Polisler havaya ateş açarak kaçtılar.
Ben de tanıdığım en dürüst ve güvenli bir o kadar da keyifli yazı yazan Sermet Öge’ye ‘Kaç!’ diye uyararak araçta bizi bekleyen Şoför Hasan’ın aracına koştum…
Taksi kutu gibi, ilk Türkiye imalatı Renaultlardan idi…
Sivil polis araçları da böyle idi…
Hasan Kardeş üstelik arka kısma bir de aynen polis araçları gibi anten taktırmamış mı?
‘Fırla!’dedim..
Ben önde, Sermet arkada…
Önümüze üç silahlı kişi çıktı..
Yolun ortasında silahlarını bize doğrultarak durmamızı işaret ettiler.
Hasan şaşkın!
‘Sakın ha! Sür geç!’ diye öyle bağırdım ki anlatamam..
İkisi şoför tarafına biri benim bulunduğum yana atladı…
Ve silahını ateşledi…
Kum torbaları ile çevrelenmiş karakola girdik…
Az önce tokat yiyen başkomisere ‘Gazeteye telefon edebilir miyim?’ diye sordum…
Konuşamıyordu…
Kekeleyerek ‘et’ dedi..
Telsizden takip eden diğer arkadaşlar ‘Hemen dönün!’ dediler…
Gazetenin önüne gelince, bizi merakla bekleyenler fark ettti…

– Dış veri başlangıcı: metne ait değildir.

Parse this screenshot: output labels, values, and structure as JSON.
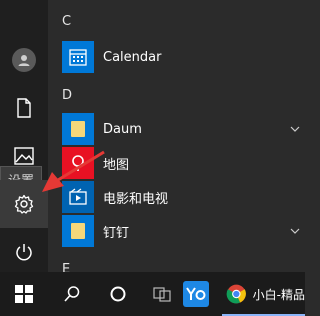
{
  "sidebar": {
    "tooltip": "设置",
    "items": [
      {
        "icon": "user-avatar-icon"
      },
      {
        "icon": "document-icon"
      },
      {
        "icon": "pictures-icon"
      },
      {
        "icon": "gear-icon"
      },
      {
        "icon": "power-icon"
      }
    ]
  },
  "app_list": {
    "groups": [
      {
        "letter": "C",
        "apps": [
          {
            "label": "Calendar",
            "icon": "calendar-icon"
          }
        ]
      },
      {
        "letter": "D",
        "apps": [
          {
            "label": "Daum",
            "icon": "folder-icon",
            "expandable": true
          },
          {
            "label": "地图",
            "icon": "maps-icon"
          },
          {
            "label": "电影和电视",
            "icon": "movies-tv-icon"
          },
          {
            "label": "钉钉",
            "icon": "folder-icon",
            "expandable": true
          }
        ]
      },
      {
        "letter": "E",
        "apps": []
      }
    ]
  },
  "taskbar": {
    "items": [
      {
        "icon": "windows-logo-icon"
      },
      {
        "icon": "search-icon"
      },
      {
        "icon": "cortana-circle-icon"
      },
      {
        "icon": "task-view-icon"
      },
      {
        "icon": "yo-app-icon"
      },
      {
        "icon": "chrome-icon",
        "label": "小白-精品"
      }
    ]
  },
  "colors": {
    "accent": "#0078d7",
    "folder": "#f5d77a",
    "maps": "#e81123",
    "arrow": "#e53935"
  }
}
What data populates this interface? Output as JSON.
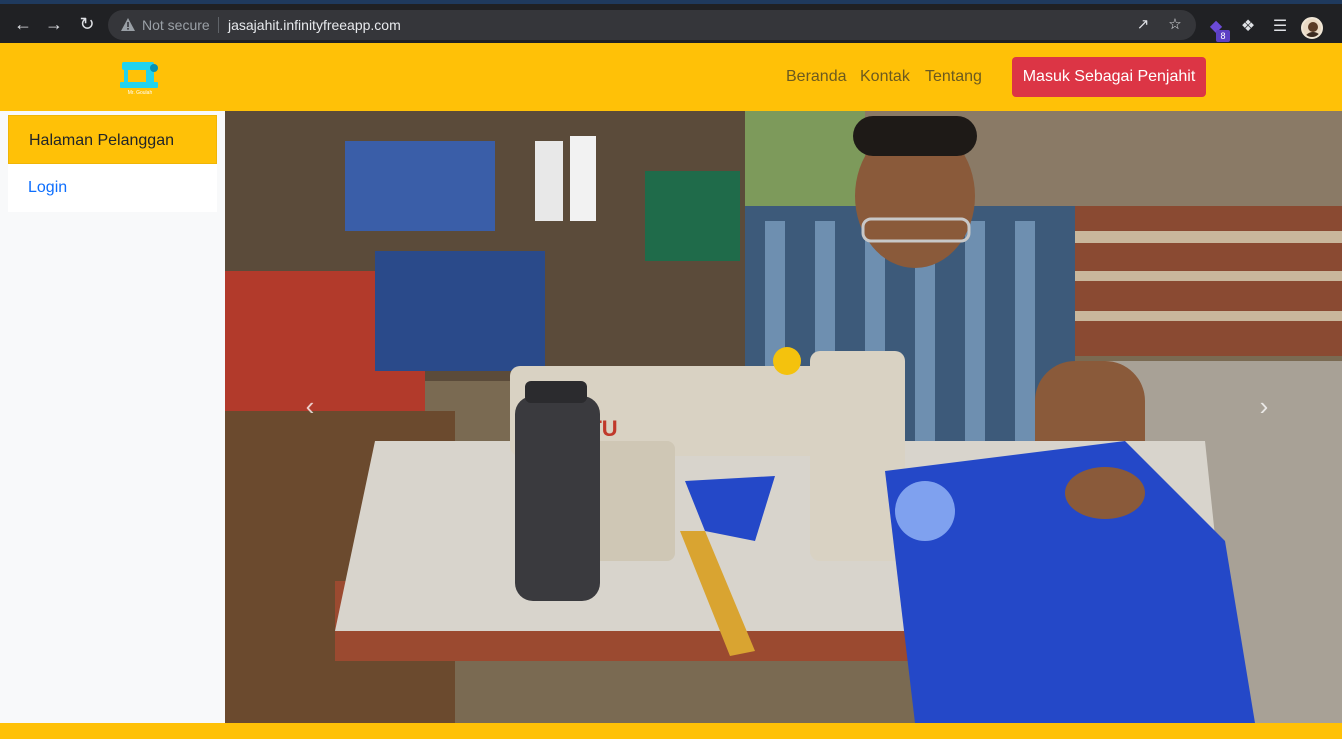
{
  "browser": {
    "security_label": "Not secure",
    "url": "jasajahit.infinityfreeapp.com",
    "extension_badge": "8"
  },
  "navbar": {
    "logo_text": "Mr. Goulah",
    "links": [
      "Beranda",
      "Kontak",
      "Tentang"
    ],
    "cta_label": "Masuk Sebagai Penjahit"
  },
  "sidebar": {
    "active_item": "Halaman Pelanggan",
    "items": [
      "Login"
    ]
  },
  "carousel": {
    "machine_brand_text": "JITU"
  },
  "colors": {
    "brand_yellow": "#ffc107",
    "cta_red": "#dc3545",
    "link_blue": "#0d6efd"
  }
}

Beş kurşun benim tarafımdan araca isabet etmiş ve diğer yandan çıkmış, gitmiş…
İnanamadık…
İnanılacak gibi değildi…
Kutu gibi küçük araçtan üçümüz de sağ salim, bir yara bile almadan çıkmıştık.
Emin olun;
Elinize bir taş parçası alın, diğer tarafa kadar birimize ya da koyacağınız mankene değirmeden geçiremezsiniz…
Bu konu çok konuşuldu ve birçok da tanık var…
Bunu da geçelim…
Sonuca geleyim:
Veli Ağabeyden sonra (Yılmaz Özdil’in babası) gazetemizde şoför olarak görev yapan Hasan kardeş, kendini yerden yere atmaya ‘Arabam da arabam?’ diye ağlamaya başlamasın mı?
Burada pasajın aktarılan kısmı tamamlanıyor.